Depois de um pacato prelúdio, o tom com que Jason Pierce se lança na dura batalha contra a doença é de desafio (“show’em what you can do” é o repto que se ouve na enérgica Hey Jane), mas apesar dessa sua vitalidade inicial rapidamente se deixa vencer pelo cansaço e cai numa depressão profunda que virá o acompanha durante grande parte do disco (“sometimes I wish I was dead, cause only the living can feel the pain” desabafa, logo de seguida em Little Girl). De facto, a medicação a que J. Spaceman esteve sujeito deixava-lhe a mente à deriva (o álbum esteve mesmo para se chamar simplesmente “Huh?” fruto dessa desorientação) e só isso pode explicar, não só a oscilação nos seus estados de espírito, mas também a forma discreta com queSweet Heart, Sweet Light se apodera da nossa cabeça e a anestesia de todos restantes sentidos – um pouco como Ladies and Gentleman We’re Floating in Space fazia (e ainda faz).

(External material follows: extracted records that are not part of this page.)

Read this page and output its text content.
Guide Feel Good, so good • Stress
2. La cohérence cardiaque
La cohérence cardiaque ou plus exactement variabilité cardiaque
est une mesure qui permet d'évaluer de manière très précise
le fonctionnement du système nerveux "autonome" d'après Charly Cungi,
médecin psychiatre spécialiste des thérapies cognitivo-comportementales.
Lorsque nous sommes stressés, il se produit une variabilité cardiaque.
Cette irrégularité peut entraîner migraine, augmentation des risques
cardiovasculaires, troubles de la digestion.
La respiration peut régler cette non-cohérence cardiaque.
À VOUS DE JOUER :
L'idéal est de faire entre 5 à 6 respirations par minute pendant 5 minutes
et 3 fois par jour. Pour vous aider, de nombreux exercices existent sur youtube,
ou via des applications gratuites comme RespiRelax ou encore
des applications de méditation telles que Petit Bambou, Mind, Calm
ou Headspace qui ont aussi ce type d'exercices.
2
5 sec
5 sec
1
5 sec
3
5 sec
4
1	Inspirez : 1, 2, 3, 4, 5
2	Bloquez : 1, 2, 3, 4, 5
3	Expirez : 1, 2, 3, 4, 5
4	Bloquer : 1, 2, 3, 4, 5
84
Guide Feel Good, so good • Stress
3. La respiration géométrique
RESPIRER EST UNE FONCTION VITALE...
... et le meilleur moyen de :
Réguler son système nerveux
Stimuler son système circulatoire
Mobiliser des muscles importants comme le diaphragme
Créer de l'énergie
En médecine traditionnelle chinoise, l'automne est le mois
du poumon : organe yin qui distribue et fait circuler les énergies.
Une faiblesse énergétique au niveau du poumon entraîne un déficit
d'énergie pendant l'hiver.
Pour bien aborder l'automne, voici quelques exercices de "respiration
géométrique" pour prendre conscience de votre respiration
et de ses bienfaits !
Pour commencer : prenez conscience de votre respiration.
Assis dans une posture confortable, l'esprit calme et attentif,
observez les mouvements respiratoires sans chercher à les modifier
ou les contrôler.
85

Se por um lado, Sweet Heart, Sweet Light pisca o olho ao histórico álbum dos Spiritualized (as temáticas da morte, religião e insignificância humana são recorrentes nos trabalhos de Pierce), este novo disco é mais melódico e ainda mantém uma distância considerável das vibrantes paisagens espaciais e psicadélicas do ex-libris da banda. Com mais violinos suaves do que cacofonia sonora, convém esclarecer: este ainda não é o disco pelo qual os fãs mais esperam há 15 anos, mas é, muito provavelmente, o melhor álbum dos Spiritualized desde então.

Às vezes, é preciso quase perder algo para lhe dar o devido valor.Jason Pierce sentiu isso na pele mas, como o desenlace da sua história foi feliz, também a mensagem final do disco é optimista. Lá nisso, Sweet Heart, Sweet Light é claro: enquanto há vida (heart) há esperança (light).